Phase response curves are widely used in circadian clocks, neuroscience and heart physiology. They quantify the response of an oscillator to pulse-like perturbations. Phase response curves provide valuable information on the properties of oscillators and their synchronization. In the first publication listed below we discuss biological self-sustained oscillators (circadian clock, physiological rhythms, etc.) in the context of nonlinear dynamics theory. While direct synchronization by light is restricted to light-sensitive clock cells (e.g. in the eye), temperature cycles can be perceived by the majority of body cells, rendering it an elegant means to study environmental information transfer in mammalian clock cells. We studied the role of temperature oscillations as a zeitgeber for peripheral tissues. We combined information theory and theory of coupled oscillators to generate a set of theoretical predictions and tested them experimentally. See book chapeter below.

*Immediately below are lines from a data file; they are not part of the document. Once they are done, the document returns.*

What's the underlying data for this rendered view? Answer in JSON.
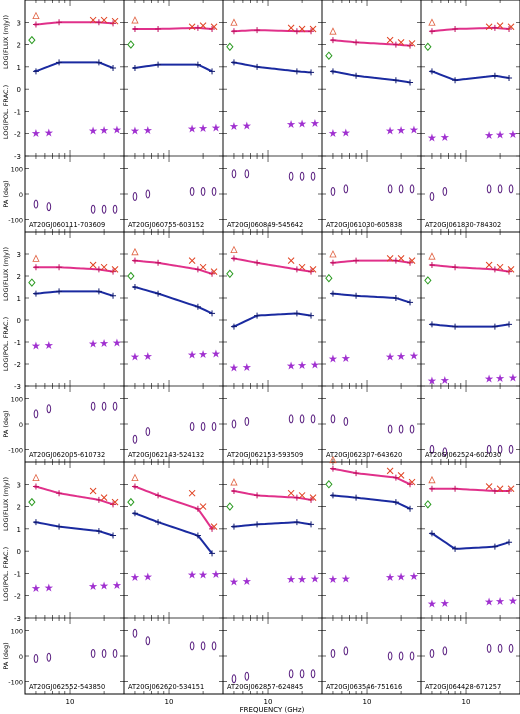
{
  "figure": {
    "xlabel": "FREQUENCY (GHz)",
    "ylabel_flux": "LOG(FLUX (mJy))",
    "ylabel_pol": "LOG(POL. FRAC.)",
    "ylabel_pa": "PA (deg)"
  },
  "chart_data": {
    "type": "scatter",
    "layout": "3 rows x 5 columns of three-panel plots",
    "x_axis": {
      "label": "FREQUENCY (GHz)",
      "scale": "log",
      "range": [
        4,
        30
      ],
      "tick_label": "10"
    },
    "y_axis_top": {
      "label": "LOG(FLUX (mJy))",
      "range": [
        -3,
        4
      ],
      "tick_labels": [
        "-3",
        "-2",
        "-1",
        "0",
        "1",
        "2",
        "3"
      ]
    },
    "y_axis_pa": {
      "label": "PA (deg)",
      "range": [
        -150,
        150
      ],
      "tick_labels": [
        "-100",
        "0",
        "100"
      ]
    },
    "colors": {
      "total_flux": "#e0308a",
      "polarized_flux": "#1a2aa0",
      "pol_fraction": "#a030d0",
      "pa": "#5a2080",
      "atca_cross": "#e04020",
      "triangle": "#e06040",
      "diamond": "#2a9a20"
    },
    "panels": [
      {
        "name": "AT20GJ060111-703609",
        "flux": [
          2.9,
          3.0,
          3.0,
          2.95
        ],
        "pol": [
          0.8,
          1.2,
          1.2,
          0.95
        ],
        "frac": -1.9,
        "pa": [
          -40,
          -50,
          -60
        ]
      },
      {
        "name": "AT20GJ060755-603152",
        "flux": [
          2.7,
          2.7,
          2.75,
          2.7
        ],
        "pol": [
          0.95,
          1.1,
          1.1,
          0.8
        ],
        "frac": -1.8,
        "pa": [
          -10,
          0,
          10
        ]
      },
      {
        "name": "AT20GJ060849-545642",
        "flux": [
          2.6,
          2.65,
          2.6,
          2.6
        ],
        "pol": [
          1.2,
          1.0,
          0.8,
          0.75
        ],
        "frac": -1.6,
        "pa": [
          80,
          80,
          70
        ]
      },
      {
        "name": "AT20GJ061030-605838",
        "flux": [
          2.2,
          2.1,
          2.0,
          1.95
        ],
        "pol": [
          0.8,
          0.6,
          0.4,
          0.3
        ],
        "frac": -1.9,
        "pa": [
          10,
          20,
          20
        ]
      },
      {
        "name": "AT20GJ061830-784302",
        "flux": [
          2.6,
          2.7,
          2.75,
          2.7
        ],
        "pol": [
          0.8,
          0.4,
          0.6,
          0.5
        ],
        "frac": -2.1,
        "pa": [
          -10,
          10,
          20
        ]
      },
      {
        "name": "AT20GJ062005-610732",
        "flux": [
          2.4,
          2.4,
          2.3,
          2.2
        ],
        "pol": [
          1.2,
          1.3,
          1.3,
          1.1
        ],
        "frac": -1.1,
        "pa": [
          40,
          60,
          70
        ]
      },
      {
        "name": "AT20GJ062143-524132",
        "flux": [
          2.7,
          2.6,
          2.3,
          2.1
        ],
        "pol": [
          1.5,
          1.2,
          0.6,
          0.3
        ],
        "frac": -1.6,
        "pa": [
          -60,
          -30,
          -10
        ]
      },
      {
        "name": "AT20GJ062153-593509",
        "flux": [
          2.8,
          2.6,
          2.3,
          2.2
        ],
        "pol": [
          -0.3,
          0.2,
          0.3,
          0.2
        ],
        "frac": -2.1,
        "pa": [
          0,
          10,
          20
        ]
      },
      {
        "name": "AT20GJ062307-643620",
        "flux": [
          2.6,
          2.7,
          2.7,
          2.6
        ],
        "pol": [
          1.2,
          1.1,
          1.0,
          0.8
        ],
        "frac": -1.7,
        "pa": [
          20,
          10,
          -20
        ]
      },
      {
        "name": "AT20GJ062524-602030",
        "flux": [
          2.5,
          2.4,
          2.3,
          2.2
        ],
        "pol": [
          -0.2,
          -0.3,
          -0.3,
          -0.2
        ],
        "frac": -2.7,
        "pa": [
          -100,
          -110,
          -100
        ]
      },
      {
        "name": "AT20GJ062552-543850",
        "flux": [
          2.9,
          2.6,
          2.3,
          2.1
        ],
        "pol": [
          1.3,
          1.1,
          0.9,
          0.7
        ],
        "frac": -1.6,
        "pa": [
          -10,
          -5,
          10
        ]
      },
      {
        "name": "AT20GJ062620-534151",
        "flux": [
          2.9,
          2.5,
          1.9,
          1.0
        ],
        "pol": [
          1.7,
          1.3,
          0.7,
          -0.1
        ],
        "frac": -1.1,
        "pa": [
          90,
          60,
          40
        ]
      },
      {
        "name": "AT20GJ062857-624845",
        "flux": [
          2.7,
          2.5,
          2.4,
          2.3
        ],
        "pol": [
          1.1,
          1.2,
          1.3,
          1.2
        ],
        "frac": -1.3,
        "pa": [
          -90,
          -80,
          -70
        ]
      },
      {
        "name": "AT20GJ063546-751616",
        "flux": [
          3.7,
          3.5,
          3.3,
          3.0
        ],
        "pol": [
          2.5,
          2.4,
          2.2,
          1.9
        ],
        "frac": -1.2,
        "pa": [
          10,
          20,
          0
        ]
      },
      {
        "name": "AT20GJ064428-671257",
        "flux": [
          2.8,
          2.8,
          2.7,
          2.7
        ],
        "pol": [
          0.8,
          0.1,
          0.2,
          0.4
        ],
        "frac": -2.3,
        "pa": [
          10,
          20,
          30
        ]
      }
    ]
  }
}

The generation of a behavior involves interactions between the nervous system, the morphology of the peripheral system and the environment. The biomechanics of a peripheral system imposes constraints on the neural control, and also provides opportunities for the emergence of complexity in behavior. A rich example is birdsong, where neural instructions drive a complex respiratory system in order to activate the vocal organ. The dynamical state of the respiratory system feeds back into the nuclei in charge of expiration and inspiration, and therefore the emerging dynamics can be potentially extremely rich. As part of my master thesis I use bifucation theory and simulations to inspected the respiratory patterns that can be generated as the result of the interaction of the respiratory nuclei and the respiratory peripheral system.
This work was done at the laboratory of Gabriel Mindlin from Buenos Aires University.